Flash - saviour of the (I/O) universe?


By Clive Gold, CTO Marketing at EMC and Vice Chair of SNIA ANZ
Monday, 21 May, 2012


Flash - saviour of the (I/O) universe?

If you read certain sections of the media you would not be wrong in thinking that flash storage is like ‘the cavalry’ coming over the hill to save the day, but is it going to be the industry saviour?

There is no doubt that I/O has become the biggest bottleneck in the computing model. This is as a result of the difference between the performance growths of ‘silicon’ vs mechanical technologies over time. Today, compared to 10 years ago, a CPU produces about 1000x the number of cycles per second, compared to the I/O rate of a mechanical drive, which is essentially the same (2x if you are generous!). Hence the entry of the enterprise flash storage device!

For a few years now, leading storage vendors have been incorporating flash storage into their arrays, as a means to deliver performance, while mechanical disks provide the low-cost storage. With the right amount of automation the cost of storage systems can be reduced, in some cases around the 30% mark. However, there is even more benefit to using flash as a storage medium if we rethink the whole thing. New start-up companies are beginning to engineer storage products from the ground up to use flash as the storage media and the initial results are fantastic.

As an example of this change, consider the RAID mechanism for protecting data. One of the fundamental constructs of the current RAID algorithms is that you are dealing with a set of physical disk drives. The algorithms have therefore been designed to understand the locality of the data, and, in essence, attempt to overcome the physical limitations of physical drives, such as seek times.

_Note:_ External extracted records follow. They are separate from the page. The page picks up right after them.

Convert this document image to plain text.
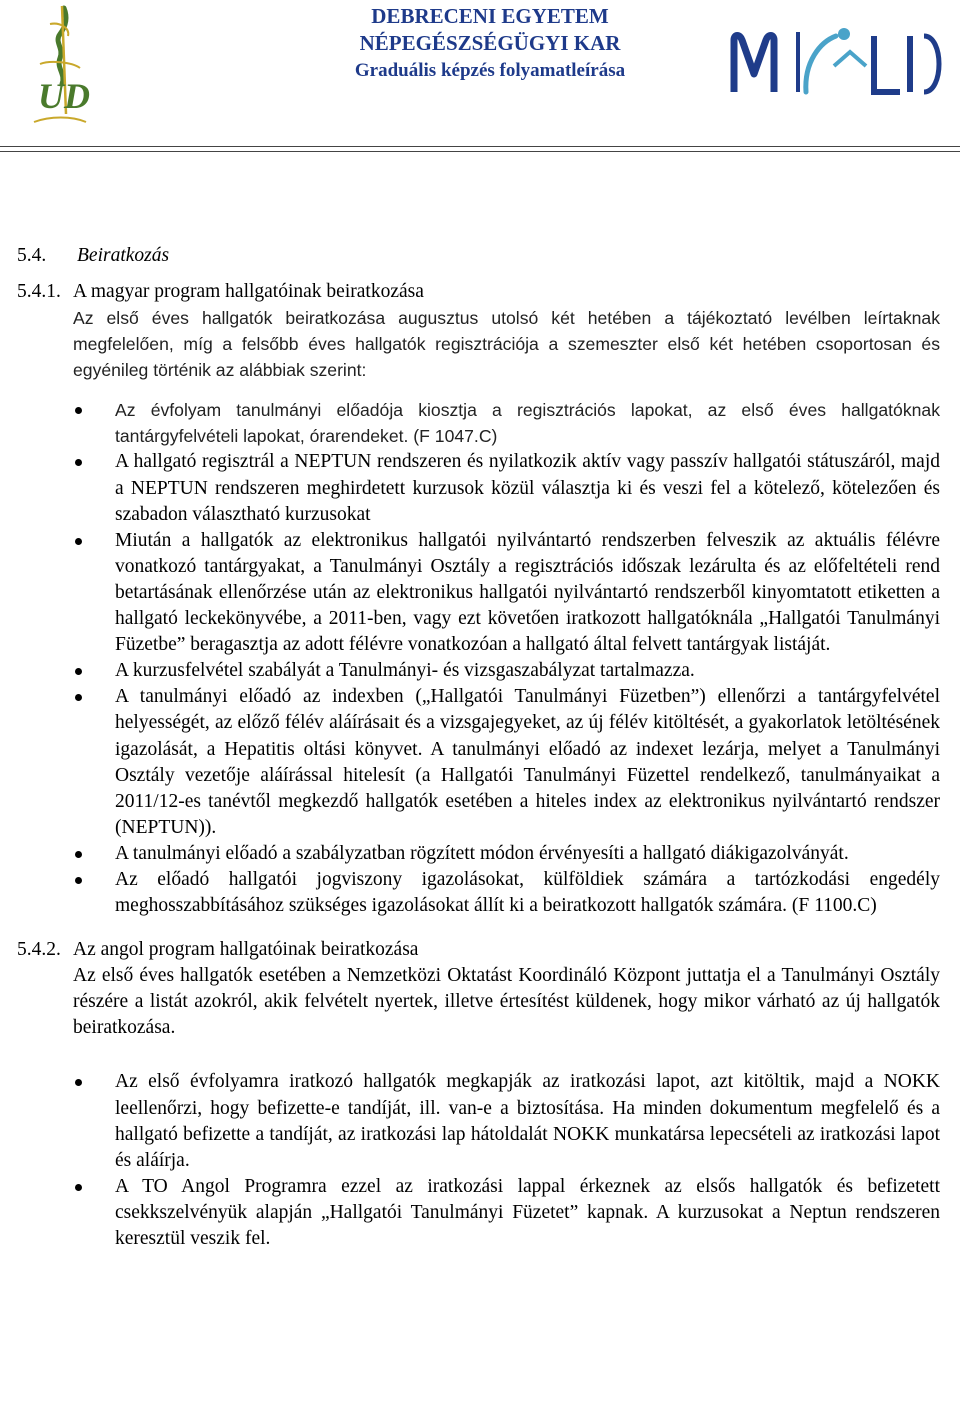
UD
DEBRECENI EGYETEM
NÉPEGÉSZSÉGÜGYI KAR
Graduális képzés folyamatleírása
5.4. Beiratkozás
5.4.1. A magyar program hallgatóinak beiratkozása
Az első éves hallgatók beiratkozása augusztus utolsó két hetében a tájékoztató levélben leírtaknak megfelelően, míg a felsőbb éves hallgatók regisztrációja a szemeszter első két hetében csoportosan és egyénileg történik az alábbiak szerint:
Az évfolyam tanulmányi előadója kiosztja a regisztrációs lapokat, az első éves hallgatóknak tantárgyfelvételi lapokat, órarendeket. (F 1047.C)
A hallgató regisztrál a NEPTUN rendszeren és nyilatkozik aktív vagy passzív hallgatói státuszáról, majd a NEPTUN rendszeren meghirdetett kurzusok közül választja ki és veszi fel a kötelező, kötelezően és szabadon választható kurzusokat
Miután a hallgatók az elektronikus hallgatói nyilvántartó rendszerben felveszik az aktuális félévre vonatkozó tantárgyakat, a Tanulmányi Osztály a regisztrációs időszak lezárulta és az előfeltételi rend betartásának ellenőrzése után az elektronikus hallgatói nyilvántartó rendszerből kinyomtatott etiketten a hallgató leckekönyvébe, a 2011-ben, vagy ezt követően iratkozott hallgatóknála „Hallgatói Tanulmányi Füzetbe” beragasztja az adott félévre vonatkozóan a hallgató által felvett tantárgyak listáját.
A kurzusfelvétel szabályát a Tanulmányi- és vizsgaszabályzat tartalmazza.
A tanulmányi előadó az indexben („Hallgatói Tanulmányi Füzetben”) ellenőrzi a tantárgyfelvétel helyességét, az előző félév aláírásait és a vizsgajegyeket, az új félév kitöltését, a gyakorlatok letöltésének igazolását, a Hepatitis oltási könyvet. A tanulmányi előadó az indexet lezárja, melyet a Tanulmányi Osztály vezetője aláírással hitelesít (a Hallgatói Tanulmányi Füzettel rendelkező, tanulmányaikat a 2011/12-es tanévtől megkezdő hallgatók esetében a hiteles index az elektronikus nyilvántartó rendszer (NEPTUN)).
A tanulmányi előadó a szabályzatban rögzített módon érvényesíti a hallgató diákigazolványát.
Az előadó hallgatói jogviszony igazolásokat, külföldiek számára a tartózkodási engedély meghosszabbításához szükséges igazolásokat állít ki a beiratkozott hallgatók számára. (F 1100.C)
5.4.2. Az angol program hallgatóinak beiratkozása
Az első éves hallgatók esetében a Nemzetközi Oktatást Koordináló Központ juttatja el a Tanulmányi Osztály részére a listát azokról, akik felvételt nyertek, illetve értesítést küldenek, hogy mikor várható az új hallgatók beiratkozása.
Az első évfolyamra iratkozó hallgatók megkapják az iratkozási lapot, azt kitöltik, majd a NOKK leellenőrzi, hogy befizette-e tandíját, ill. van-e a biztosítása. Ha minden dokumentum megfelelő és a hallgató befizette a tandíját, az iratkozási lap hátoldalát NOKK munkatársa lepecsételi az iratkozási lapot és aláírja.
A TO Angol Programra ezzel az iratkozási lappal érkeznek az elsős hallgatók és befizetett csekkszelvényük alapján „Hallgatói Tanulmányi Füzetet” kapnak. A kurzusokat a Neptun rendszeren keresztül veszik fel.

Now consider flash memory, where there are no seek times and, in fact, there is no concept of ‘devices’. Add flash and you get more capacity! With these factors in mind, the data protection algorithms can we rewritten to produce better protection with less overhead - certainly dramatically different to the reads and writes that have to be done in a traditional, mechanical disk, RAID system.

So what is the downside? Well, this makes performance of these devices harder to define. Our training has us looking at seek, access and transfer times on mechanical disks to compare performance metrics, but when it comes to flash devices, the parameters are different. Think about the operation of a flash device in a storage array. When it’s new, and the buffer is empty, and it’s merrily writing to the next cell, everything is working smoothly. Then the buffer fills, and it needs to flush before it accepts new requests. Either that or the flash fills and it has to ‘garbage collect’ to find the cells that can be overwritten. Then, there is the impact of the ‘intelligence’ built into the flash device as well as when and how will it perform these operations.

Each solid state drive (SSD) manufacturer in the past has utilised different measurement methodologies to derive performance specifications for the products they make. Thus, it’s been difficult for buyers to fairly compare the performance specifications of SSDs from different manufacturers. This is the reason SNIA decided to take the complexity out of this situation and to create a series of independent standard conformance tests, which will allow buyers to quickly and accurately compare these devices. The Solid State Storage Performance Test Specification (SSS PTS) defines a suite of tests and test methodologies to measure the performance characteristics of SSDs. The SSS PTS provides performance measurements that may be fairly compared to those of other SSDs measured the same way, in the same environment. For further information visit http://www.snia.org/forums/sssi.

This is just the beginning of a major shift towards flash storage, and as we move into the ‘big data’ world, it is technologies like this which will enable us to make best use of all the data that is available, and make a profound impact on the world we live in!